The same is with NDC. Original idea of NDC was to allow standard packaging of new or unique parts into the package. I recall early discussions when airlines started to unravel their travel packages and thought a way to package their individualized offers with new and unique ancillaries. The demand was to overcome the limitations of the smallest common denominator represented by the classic GDS. Nowadays, the GDS-ability to manage NDC is a key driver… In my opinion, the original intend was completely turned around. It’s now focused on a solution to put anything the airline comes up with in boxes that the GDS can manage.

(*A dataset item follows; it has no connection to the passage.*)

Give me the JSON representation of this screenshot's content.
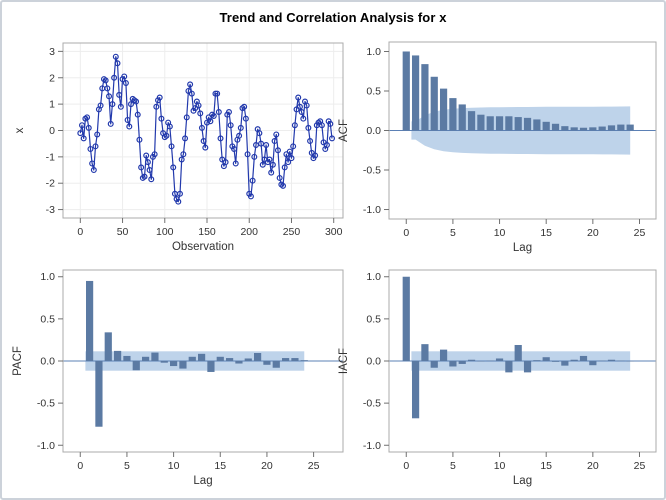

As a bold example, we had the AIRIMP back in the 80s. To date, it is the smallest common denominator all airlines work with. Even though, a large number of functionalities specified in the AIRIMP are amiss in all those hip online (flight) booking interfaces (here’s the AIRIMP’s table of content). 26 years after we did the first commercial flight bookings on the web. Again a lot of #talkthetalk, tons of bold ideas how to make things better, whereas the basics are not yet covered? #talkthetalk

Disruption Management

Adverse Weather

A-CDM and TAM are in a large part about disruption management. Ten years ago we talked about “situational awareness” to manage disruptions. And I ask the same question ever since. I would like to see a tool that reflects the contemporary visualization of not what hits us now, but to see, how our industry-partner’s efforts impact the setbacks from weather, technical etc. – to identify hours ahead bottlenecks from aircraft delays, crews exceeding their duty hours, technical problems, peaks exceeding capacity, ATC problems, ground problems.

To do this, we must exchange data in large scale. All I see is data siloes and paywalls and a distrust to share data, keeping defunct and outdated processes alive, but no vision of collaboration on an industry scale. That even no matter that the same data is available in island solutions on interfaces like flightradar or the individual airports’ websites. #talkthetalk

The Source of the Most Common Truth

Our main problem is that our Powers-That-Be still consider themselves in a competition. Data is value, so put it in siloes. Where OpenStreetMap enabled mapping solutions, aviation data is still locked away. It takes two months until IATA publishes passenger data, after four months those numbers happen to differ substantially.

Looking at ICAO vs. the national AIP data, there are differences aplenty, worse even for IATA. So instead of working all together to manage common data together, we have different sources with different data. It is what I learned at SITA to be the art to find “The Source of the Most Common Truth”. There are industries living to develop and manage tools to overcome standard industry messages with airlines adding non-standard “features” to their messages, forcing rejects and delayed processing.

Back in 1995, Bill Gates spoke about the Internet about “Information at your Fingertips”. For the aviation, that is #talkthetalk

Status Quo + Outlook

I think this time we got the numbers right ... we just don't know which ones to use.Where aviation in the 1960s to -80s was a pacemaker in global eCommerce, it is now limping behind. Can tell stories about replies from industry bodies when I informed them about factual mistakes in their data. And their ignorance shown by neither directing the report to their PTBs, nor updating the faulty information. Instead of working together to develop the aviation of the future, we have conservative forces in play that hinder real development. Be that about A-CDM, data interfaces, data intelligence. We limp behind and instead of doing, we #talkthetalk.

Sure the same is true on sustainable aviation, but that’s another topic I discussed and discuss in other blog articles.

To overcome this, we must strengthen IATA and ICAO and demand the change from our PTBs. Stop the paywalls, speed up the availability of LIVE KPIs. Once a flight is finished the data must be available. Not tomorrow. All else is #talkthetalk.

My humble opinion. Happy to discuss how we can encourage real CHANGE.